A highly skilled gunfighter who calls himself God travels through the desert with his son and visits the scene of massacre. Seeking righteous vengeance, he tracks down the perpetrators, and, having exacted revenge, abandons his son with a group of Franciscans and adopts the agenda of a woman he has freed from bondage because of his desire for her. This very generally covers the first quarter of the film, and the themes that are implied are re-examined several times throughout the film.

El Topo (the mole, played by Joudorowsky) seeks the light, but as we learn in the opening sequence, the light will instantly blind him. His desires and the actions they inspire progress from primitive detached self-indulgence to redemptive self-sacrifice. He does wonderful things, and loathsome things, and the consequences of his actions are never as he intended. Thematically, the story hints at the connection between Taoist concepts of acting through inaction and mystical aspects of some western religions - simultaneously suggesting that only God can know the mind of God and that if no god exists, humans must acknowledge their dependence on the forces that govern the universe and seek harmony by yielding to them.

Like most westerns, there is a great deal of killing and gun play in El Topo, and the death scenes are often grueling and over-dramatized. Unlike most westerns, however, none of this violence is pointless, and it is not the central action of the story.

Jodorowski is a deeply spiritual film-maker, but is also intensely critical of organized religion and the demystification of religious ideas. He seemingly has little faith in the human ability to conceptualize cosmic forces. Notably, Jodorowsky never makes any statement whatsoever about science.

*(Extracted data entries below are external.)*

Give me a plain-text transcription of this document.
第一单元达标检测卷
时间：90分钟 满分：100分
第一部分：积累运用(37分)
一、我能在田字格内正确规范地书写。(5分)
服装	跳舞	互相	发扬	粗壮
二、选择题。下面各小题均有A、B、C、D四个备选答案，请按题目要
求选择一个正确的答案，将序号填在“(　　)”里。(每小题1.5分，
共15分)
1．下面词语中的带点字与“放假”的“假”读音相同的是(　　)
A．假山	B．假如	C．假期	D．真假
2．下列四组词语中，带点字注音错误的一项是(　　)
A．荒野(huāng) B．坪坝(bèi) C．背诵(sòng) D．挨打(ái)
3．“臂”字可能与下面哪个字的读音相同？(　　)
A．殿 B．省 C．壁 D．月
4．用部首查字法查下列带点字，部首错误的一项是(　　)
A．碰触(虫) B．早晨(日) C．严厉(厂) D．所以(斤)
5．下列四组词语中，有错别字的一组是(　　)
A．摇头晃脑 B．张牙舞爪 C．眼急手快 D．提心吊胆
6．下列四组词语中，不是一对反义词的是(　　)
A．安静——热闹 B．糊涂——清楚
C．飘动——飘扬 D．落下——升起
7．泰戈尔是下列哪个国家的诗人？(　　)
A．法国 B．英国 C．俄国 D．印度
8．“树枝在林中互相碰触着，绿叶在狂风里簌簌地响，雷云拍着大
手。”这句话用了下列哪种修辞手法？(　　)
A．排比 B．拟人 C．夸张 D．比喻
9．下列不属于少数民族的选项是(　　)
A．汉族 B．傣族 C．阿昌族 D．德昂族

The meta-narrative of El Topo can be read in many ways, and is the level at which the film achieves high art. Does the transparent allegory of El Topo's life suggest that the Judaeo-Christian god is, himself, blinded by the light and consumed by fires he himself starts? Does the more or less consistent inaction of His son indicate a way out of the catch-22 of causes and effects his actions have set in motion, or does his son's determination to take on the responsibilities and relationships of his father convert the son into a new embodiment of the mole? Or is it human ignorance, willfulness and wickedness which are responsible for all of miseries of human existence? Each thoughtful viewer will take away a different message.

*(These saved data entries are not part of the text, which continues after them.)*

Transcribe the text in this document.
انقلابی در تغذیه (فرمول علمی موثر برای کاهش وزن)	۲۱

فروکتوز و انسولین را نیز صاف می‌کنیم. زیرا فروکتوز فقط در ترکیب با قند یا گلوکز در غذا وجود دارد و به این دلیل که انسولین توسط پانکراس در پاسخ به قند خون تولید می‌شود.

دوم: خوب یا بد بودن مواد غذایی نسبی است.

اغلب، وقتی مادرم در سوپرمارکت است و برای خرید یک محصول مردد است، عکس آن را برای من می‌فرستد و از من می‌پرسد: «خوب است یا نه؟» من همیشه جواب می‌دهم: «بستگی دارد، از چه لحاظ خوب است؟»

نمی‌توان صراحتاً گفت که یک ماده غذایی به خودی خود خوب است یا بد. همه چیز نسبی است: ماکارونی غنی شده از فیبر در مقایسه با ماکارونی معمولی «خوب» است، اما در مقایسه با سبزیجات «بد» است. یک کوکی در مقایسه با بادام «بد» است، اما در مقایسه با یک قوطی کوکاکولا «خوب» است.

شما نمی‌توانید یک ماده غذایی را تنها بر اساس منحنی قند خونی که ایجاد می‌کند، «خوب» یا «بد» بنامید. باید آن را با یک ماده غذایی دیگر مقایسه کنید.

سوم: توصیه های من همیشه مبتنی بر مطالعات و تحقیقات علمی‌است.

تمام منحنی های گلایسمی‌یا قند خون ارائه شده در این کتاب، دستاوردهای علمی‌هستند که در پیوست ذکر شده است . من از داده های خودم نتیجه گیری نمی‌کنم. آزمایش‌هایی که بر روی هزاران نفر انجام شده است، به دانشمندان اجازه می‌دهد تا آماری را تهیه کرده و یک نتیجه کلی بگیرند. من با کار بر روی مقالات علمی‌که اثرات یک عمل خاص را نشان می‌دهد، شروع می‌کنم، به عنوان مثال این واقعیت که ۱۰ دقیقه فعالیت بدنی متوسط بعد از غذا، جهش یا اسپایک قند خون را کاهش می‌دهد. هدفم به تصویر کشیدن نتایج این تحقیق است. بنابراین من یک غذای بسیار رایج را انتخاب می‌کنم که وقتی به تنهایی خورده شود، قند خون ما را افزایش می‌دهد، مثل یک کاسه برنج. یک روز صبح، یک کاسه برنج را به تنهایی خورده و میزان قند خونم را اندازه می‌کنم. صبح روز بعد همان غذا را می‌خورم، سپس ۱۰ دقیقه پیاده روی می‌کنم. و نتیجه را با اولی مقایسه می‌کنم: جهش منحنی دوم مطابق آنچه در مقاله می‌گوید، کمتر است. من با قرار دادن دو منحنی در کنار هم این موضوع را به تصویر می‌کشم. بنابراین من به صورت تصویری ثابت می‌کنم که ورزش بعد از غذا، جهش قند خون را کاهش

Gender is a major theme in El Topo, and although the main story is clearly presented from an androcentric perspective, Jodorowski adds a lot of details which effectively deconstruct this, and, in some cases, unmask it as an arbitrary convention of patriarchal religious doctrine. When you watch the film, pay particular attention to the voices and bodies of the different characters. I am convinced that these details are not simply added to jar and disorient. Finally, a comparison of the two main female characters - the loves of El Topo's life - is very important in 'getting' this film. One represents true love and true beauty, and the other illustrates something else. And it is significant that it is El Topo and El Topo alone, in his quest for the true path, who brings to his relationships a spiritual aspect. Considered without his self-proclaimed god-hood, there does not appear to be anything supernatural about these women or his relationship with them. Perhaps there is also a comment on agnosticism somewhere in all of this.

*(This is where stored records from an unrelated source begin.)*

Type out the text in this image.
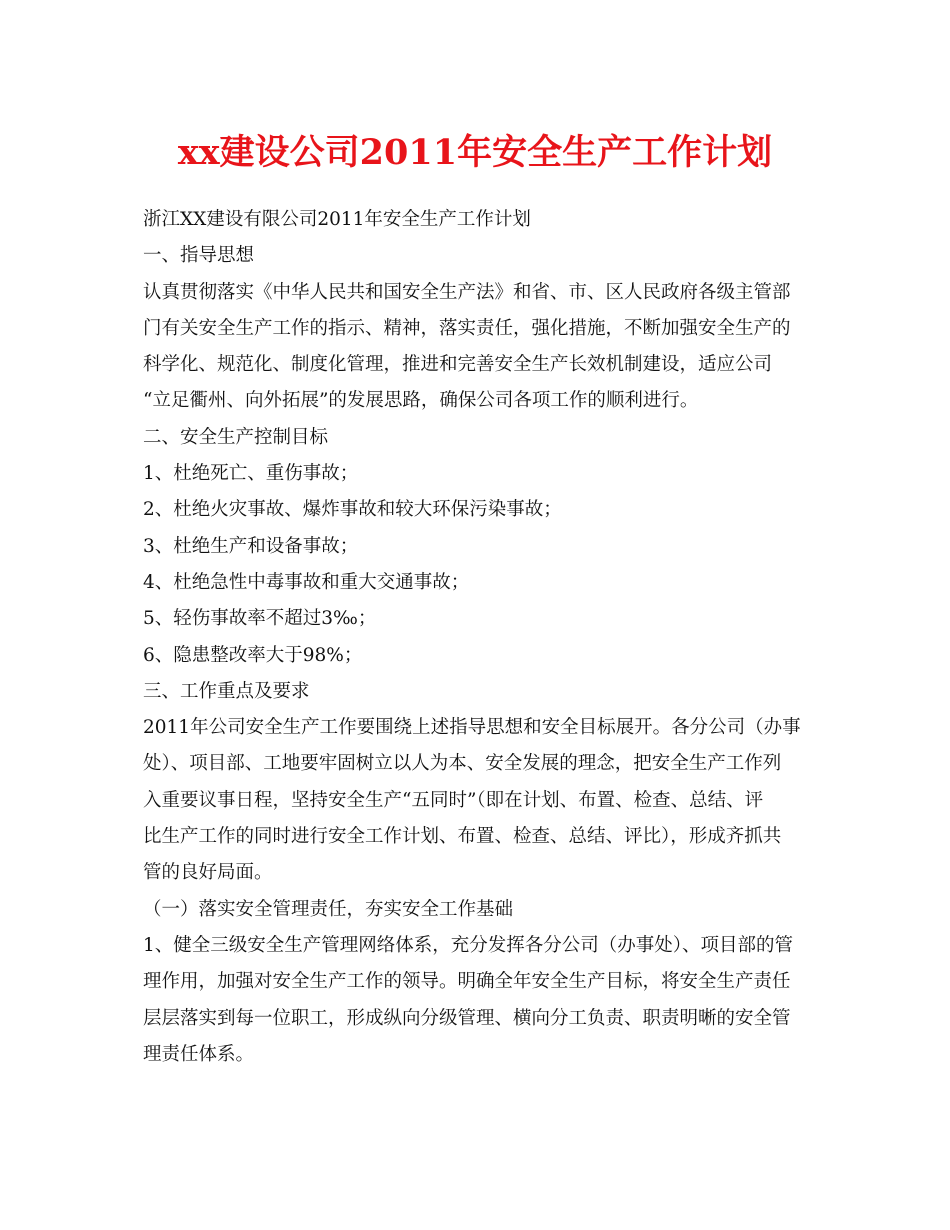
xx建设公司2011年安全生产工作计划

浙江XX建设有限公司2011年安全生产工作计划

一、指导思想

认真贯彻落实《中华人民共和国安全生产法》和省、市、区人民政府各级主管部

门有关安全生产工作的指示、精神，落实责任，强化措施，不断加强安全生产的

科学化、规范化、制度化管理，推进和完善安全生产长效机制建设，适应公司

“立足衢州、向外拓展”的发展思路，确保公司各项工作的顺利进行。

二、安全生产控制目标

1、杜绝死亡、重伤事故；

2、杜绝火灾事故、爆炸事故和较大环保污染事故；

3、杜绝生产和设备事故；

4、杜绝急性中毒事故和重大交通事故；

5、轻伤事故率不超过3‰；

6、隐患整改率大于98%；

三、工作重点及要求

2011年公司安全生产工作要围绕上述指导思想和安全目标展开。各分公司（办事

处）、项目部、工地要牢固树立以人为本、安全发展的理念，把安全生产工作列

入重要议事日程，坚持安全生产“五同时”（即在计划、布置、检查、总结、评

比生产工作的同时进行安全工作计划、布置、检查、总结、评比），形成齐抓共

管的良好局面。

（一）落实安全管理责任，夯实安全工作基础

1、健全三级安全生产管理网络体系，充分发挥各分公司（办事处）、项目部的管

理作用，加强对安全生产工作的领导。明确全年安全生产目标，将安全生产责任

层层落实到每一位职工，形成纵向分级管理、横向分工负责、职责明晰的安全管

理责任体系。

Well acted (especially Jodorowski), beautifully shot, and excellently scripted, El Topo is a great film by a great, though eccentric, film maker.

As a non-religious Taoist and scientist, I found it easy to contextualize Jodorowski's story and the messages it appears to carry. I do not, however, pretend that my interpretation is correct. To do so would be an act of violence against the film's art.

If you're up for a brutal film which can not be enjoyed without a great of concentrated thought, I recommend it.